World Malaria Day is an occasion to highlight the need for continued investment and sustained political commitment for malaria prevention and control. It was instituted by WHO Member States during the World Health Assembly of 2007.
This year’s World Malaria Day theme is “Harness innovation to reduce the malaria disease burden and save lives”. The theme draws the attention to the crucial role innovation plays in helping to achieve global malaria elimination goals.
Though different measures are being used globally to control malaria, but no single tool is sufficient to solve the problem of malaria.

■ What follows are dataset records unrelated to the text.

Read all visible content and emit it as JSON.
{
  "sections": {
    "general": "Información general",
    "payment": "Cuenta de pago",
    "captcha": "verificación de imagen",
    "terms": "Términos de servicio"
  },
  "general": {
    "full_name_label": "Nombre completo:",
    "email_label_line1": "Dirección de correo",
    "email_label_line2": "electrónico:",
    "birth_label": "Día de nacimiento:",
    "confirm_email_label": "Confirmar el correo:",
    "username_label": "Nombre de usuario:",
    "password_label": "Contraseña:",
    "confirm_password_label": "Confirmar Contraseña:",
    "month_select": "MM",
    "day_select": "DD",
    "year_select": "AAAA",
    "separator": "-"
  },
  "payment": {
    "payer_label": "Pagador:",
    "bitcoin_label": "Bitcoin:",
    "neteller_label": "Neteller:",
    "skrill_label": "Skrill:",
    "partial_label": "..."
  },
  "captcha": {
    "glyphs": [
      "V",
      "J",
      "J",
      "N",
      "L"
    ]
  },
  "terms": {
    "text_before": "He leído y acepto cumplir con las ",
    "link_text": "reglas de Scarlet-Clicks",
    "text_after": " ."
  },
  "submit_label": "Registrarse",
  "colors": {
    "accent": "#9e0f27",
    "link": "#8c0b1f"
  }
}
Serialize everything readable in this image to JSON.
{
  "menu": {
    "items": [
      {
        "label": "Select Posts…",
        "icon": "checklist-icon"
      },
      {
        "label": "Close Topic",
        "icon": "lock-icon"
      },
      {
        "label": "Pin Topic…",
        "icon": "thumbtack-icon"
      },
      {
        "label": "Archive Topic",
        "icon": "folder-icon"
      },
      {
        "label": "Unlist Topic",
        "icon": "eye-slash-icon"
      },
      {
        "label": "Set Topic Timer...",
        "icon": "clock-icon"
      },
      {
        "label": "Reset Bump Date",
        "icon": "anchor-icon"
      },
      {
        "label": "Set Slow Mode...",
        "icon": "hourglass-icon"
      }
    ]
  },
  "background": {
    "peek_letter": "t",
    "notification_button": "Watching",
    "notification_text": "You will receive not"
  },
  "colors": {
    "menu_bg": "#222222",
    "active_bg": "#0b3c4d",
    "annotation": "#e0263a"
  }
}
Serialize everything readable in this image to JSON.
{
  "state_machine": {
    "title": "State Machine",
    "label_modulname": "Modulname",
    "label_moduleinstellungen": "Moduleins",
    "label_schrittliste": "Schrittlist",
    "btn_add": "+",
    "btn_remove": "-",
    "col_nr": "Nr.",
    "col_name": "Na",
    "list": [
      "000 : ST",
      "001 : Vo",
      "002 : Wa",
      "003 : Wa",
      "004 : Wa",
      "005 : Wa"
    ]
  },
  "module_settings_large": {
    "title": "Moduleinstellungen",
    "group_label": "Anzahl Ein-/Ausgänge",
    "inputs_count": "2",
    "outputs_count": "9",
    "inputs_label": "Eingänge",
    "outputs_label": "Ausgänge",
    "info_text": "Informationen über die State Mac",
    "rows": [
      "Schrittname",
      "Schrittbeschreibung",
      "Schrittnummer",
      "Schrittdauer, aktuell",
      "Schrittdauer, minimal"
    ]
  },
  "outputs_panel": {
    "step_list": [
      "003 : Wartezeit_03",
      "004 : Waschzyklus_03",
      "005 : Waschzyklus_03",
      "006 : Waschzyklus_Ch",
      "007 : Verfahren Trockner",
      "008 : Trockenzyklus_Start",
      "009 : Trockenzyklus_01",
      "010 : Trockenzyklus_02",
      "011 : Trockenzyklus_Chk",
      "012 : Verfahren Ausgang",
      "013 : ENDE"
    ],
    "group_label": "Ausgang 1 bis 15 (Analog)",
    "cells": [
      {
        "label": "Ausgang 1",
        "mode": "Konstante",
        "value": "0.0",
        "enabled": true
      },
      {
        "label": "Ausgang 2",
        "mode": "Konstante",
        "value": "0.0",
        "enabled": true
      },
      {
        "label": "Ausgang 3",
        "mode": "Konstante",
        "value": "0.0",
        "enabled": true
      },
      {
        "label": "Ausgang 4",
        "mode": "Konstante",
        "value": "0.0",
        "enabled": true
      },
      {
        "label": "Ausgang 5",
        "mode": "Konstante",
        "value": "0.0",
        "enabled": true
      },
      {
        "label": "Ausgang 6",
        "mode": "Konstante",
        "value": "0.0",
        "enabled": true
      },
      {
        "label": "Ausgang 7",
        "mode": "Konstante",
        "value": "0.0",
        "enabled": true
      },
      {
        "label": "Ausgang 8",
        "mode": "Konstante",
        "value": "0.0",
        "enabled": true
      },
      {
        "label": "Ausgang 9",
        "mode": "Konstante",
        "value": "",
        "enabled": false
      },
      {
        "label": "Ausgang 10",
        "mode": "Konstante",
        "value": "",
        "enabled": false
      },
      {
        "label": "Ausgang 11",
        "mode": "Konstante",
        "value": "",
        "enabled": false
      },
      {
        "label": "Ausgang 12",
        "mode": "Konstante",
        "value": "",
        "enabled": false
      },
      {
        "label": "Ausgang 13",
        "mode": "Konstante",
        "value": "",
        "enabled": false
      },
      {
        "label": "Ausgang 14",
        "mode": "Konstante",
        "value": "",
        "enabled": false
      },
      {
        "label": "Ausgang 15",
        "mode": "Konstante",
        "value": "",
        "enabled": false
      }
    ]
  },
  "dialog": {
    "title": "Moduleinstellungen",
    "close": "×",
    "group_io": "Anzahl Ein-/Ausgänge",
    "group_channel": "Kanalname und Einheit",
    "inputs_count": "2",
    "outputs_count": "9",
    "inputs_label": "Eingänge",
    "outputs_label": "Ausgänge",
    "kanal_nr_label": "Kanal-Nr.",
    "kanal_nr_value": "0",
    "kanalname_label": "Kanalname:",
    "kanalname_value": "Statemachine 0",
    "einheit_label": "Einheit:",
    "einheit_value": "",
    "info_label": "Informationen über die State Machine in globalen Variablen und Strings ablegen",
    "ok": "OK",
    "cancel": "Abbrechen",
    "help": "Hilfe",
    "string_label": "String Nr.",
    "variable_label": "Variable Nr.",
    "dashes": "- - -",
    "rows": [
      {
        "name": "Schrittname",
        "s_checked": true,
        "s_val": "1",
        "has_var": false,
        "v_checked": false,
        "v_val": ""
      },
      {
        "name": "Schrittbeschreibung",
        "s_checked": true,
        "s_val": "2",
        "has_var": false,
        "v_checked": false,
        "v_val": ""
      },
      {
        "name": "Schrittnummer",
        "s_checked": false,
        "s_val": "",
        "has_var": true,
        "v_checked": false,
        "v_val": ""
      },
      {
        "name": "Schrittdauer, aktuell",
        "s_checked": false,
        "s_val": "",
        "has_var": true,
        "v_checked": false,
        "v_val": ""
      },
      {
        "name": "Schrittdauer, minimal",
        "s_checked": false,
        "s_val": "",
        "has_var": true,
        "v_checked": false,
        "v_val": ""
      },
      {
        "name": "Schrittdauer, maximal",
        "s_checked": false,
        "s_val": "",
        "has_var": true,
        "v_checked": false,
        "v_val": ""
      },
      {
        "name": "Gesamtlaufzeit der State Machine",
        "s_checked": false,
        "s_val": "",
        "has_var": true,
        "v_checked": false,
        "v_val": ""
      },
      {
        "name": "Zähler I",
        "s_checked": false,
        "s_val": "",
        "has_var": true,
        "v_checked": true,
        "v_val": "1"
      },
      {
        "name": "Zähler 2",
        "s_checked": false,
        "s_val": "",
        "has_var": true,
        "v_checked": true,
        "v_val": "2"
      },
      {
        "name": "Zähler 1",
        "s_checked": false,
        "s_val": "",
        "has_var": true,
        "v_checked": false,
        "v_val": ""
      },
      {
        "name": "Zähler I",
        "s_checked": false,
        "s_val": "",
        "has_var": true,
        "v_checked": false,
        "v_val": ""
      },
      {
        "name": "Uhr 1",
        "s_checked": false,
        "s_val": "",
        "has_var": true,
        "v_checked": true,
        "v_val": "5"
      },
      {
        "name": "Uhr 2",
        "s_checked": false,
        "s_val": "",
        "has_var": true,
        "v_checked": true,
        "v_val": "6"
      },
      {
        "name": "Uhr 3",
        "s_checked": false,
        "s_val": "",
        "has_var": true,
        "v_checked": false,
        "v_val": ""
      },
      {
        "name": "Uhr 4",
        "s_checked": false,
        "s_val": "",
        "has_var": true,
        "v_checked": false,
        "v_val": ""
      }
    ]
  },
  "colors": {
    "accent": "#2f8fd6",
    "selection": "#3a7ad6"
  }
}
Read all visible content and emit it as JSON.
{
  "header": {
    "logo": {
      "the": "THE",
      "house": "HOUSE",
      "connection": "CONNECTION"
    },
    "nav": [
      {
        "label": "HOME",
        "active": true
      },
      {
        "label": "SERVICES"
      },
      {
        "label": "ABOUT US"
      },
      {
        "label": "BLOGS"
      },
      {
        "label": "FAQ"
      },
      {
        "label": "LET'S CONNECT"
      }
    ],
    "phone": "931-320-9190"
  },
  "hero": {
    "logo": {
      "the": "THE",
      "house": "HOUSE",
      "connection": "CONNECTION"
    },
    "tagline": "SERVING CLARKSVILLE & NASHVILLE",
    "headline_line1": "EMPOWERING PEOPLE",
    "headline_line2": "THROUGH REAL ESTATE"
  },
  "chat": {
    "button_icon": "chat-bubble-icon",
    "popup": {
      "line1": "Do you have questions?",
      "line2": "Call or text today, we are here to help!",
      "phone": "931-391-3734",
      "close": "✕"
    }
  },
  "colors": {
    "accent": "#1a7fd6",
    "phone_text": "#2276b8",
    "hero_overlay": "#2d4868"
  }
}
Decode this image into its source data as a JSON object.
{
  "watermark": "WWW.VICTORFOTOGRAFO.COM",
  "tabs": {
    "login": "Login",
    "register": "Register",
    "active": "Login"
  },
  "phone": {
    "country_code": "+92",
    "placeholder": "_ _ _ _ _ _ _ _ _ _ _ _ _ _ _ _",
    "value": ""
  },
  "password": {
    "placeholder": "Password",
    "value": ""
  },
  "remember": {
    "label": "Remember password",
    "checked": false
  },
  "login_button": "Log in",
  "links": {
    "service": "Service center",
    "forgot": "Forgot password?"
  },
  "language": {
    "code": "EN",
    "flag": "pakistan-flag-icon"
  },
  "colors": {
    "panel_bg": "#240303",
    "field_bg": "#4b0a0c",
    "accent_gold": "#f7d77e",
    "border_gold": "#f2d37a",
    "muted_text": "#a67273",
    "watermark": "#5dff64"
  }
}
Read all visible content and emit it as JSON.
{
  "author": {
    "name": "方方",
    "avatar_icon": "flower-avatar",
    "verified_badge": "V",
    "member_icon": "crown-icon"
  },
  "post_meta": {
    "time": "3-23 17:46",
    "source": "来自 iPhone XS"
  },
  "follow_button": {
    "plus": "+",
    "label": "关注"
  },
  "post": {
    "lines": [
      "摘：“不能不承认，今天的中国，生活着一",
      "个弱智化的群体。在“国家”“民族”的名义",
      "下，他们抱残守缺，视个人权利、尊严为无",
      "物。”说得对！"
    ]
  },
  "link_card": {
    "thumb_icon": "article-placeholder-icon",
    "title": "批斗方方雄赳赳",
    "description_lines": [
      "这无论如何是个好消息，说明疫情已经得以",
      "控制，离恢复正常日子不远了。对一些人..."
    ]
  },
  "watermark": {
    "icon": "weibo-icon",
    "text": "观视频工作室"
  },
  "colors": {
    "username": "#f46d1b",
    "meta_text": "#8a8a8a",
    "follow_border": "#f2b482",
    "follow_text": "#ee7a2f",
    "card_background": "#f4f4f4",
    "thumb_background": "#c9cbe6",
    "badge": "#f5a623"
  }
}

Innovating new tools in different fields including vector control interventions and insecticides, improved diagnostics, and more effective antimalarial medicines and other tools is essential to achieve global elimination targets.
Malaria is an acute febrile illness caused by Plasmodium parasites, which are spread to people through the bites of infected female Anopheles mosquitoes. Malaria is a preventable and treatable disease. About 241 million cases of malaria and 627 000 deaths were reported globally in 2022. The WHO African Region continues to report a high share of the global malaria burden. In 2020, the region accounted for 95% of all malaria cases and 96% of deaths.
Whereas, the WHO South-East Asia Region showed a sharp decline in malaria cases and accounted for about 2% (5 million in 2020) of malaria cases globally. In India malaria cases have consistently declined from 2.09 million to 0.19 million during 2001 to 2020.
Malaria Elimination in India
The Ministry of Health and Family Welfare, Government of India launched the National Framework for Malaria Elimination 2016-2030 in February 2016 and the National Strategic Plan for Malaria Elimination 2017-2022 in July 2017. India has a vision of a malaria free country by 2027 and elimination by 2030. National Center for Vector Borne Diseases Control is the nodal centre for implementing the programmes for malaria elimination.
On 6 October 2021, WHO has recommended wide spread use of the RTS,S/AS01(RTS,S) malaria vaccine for the prevention of P. falciparum malaria in children living in sub-Saharan Africa and other regions with moderate to high transmission. RTS,S/AS01 (RTS,S) is a vaccine that acts against Plasmodium Falciparum.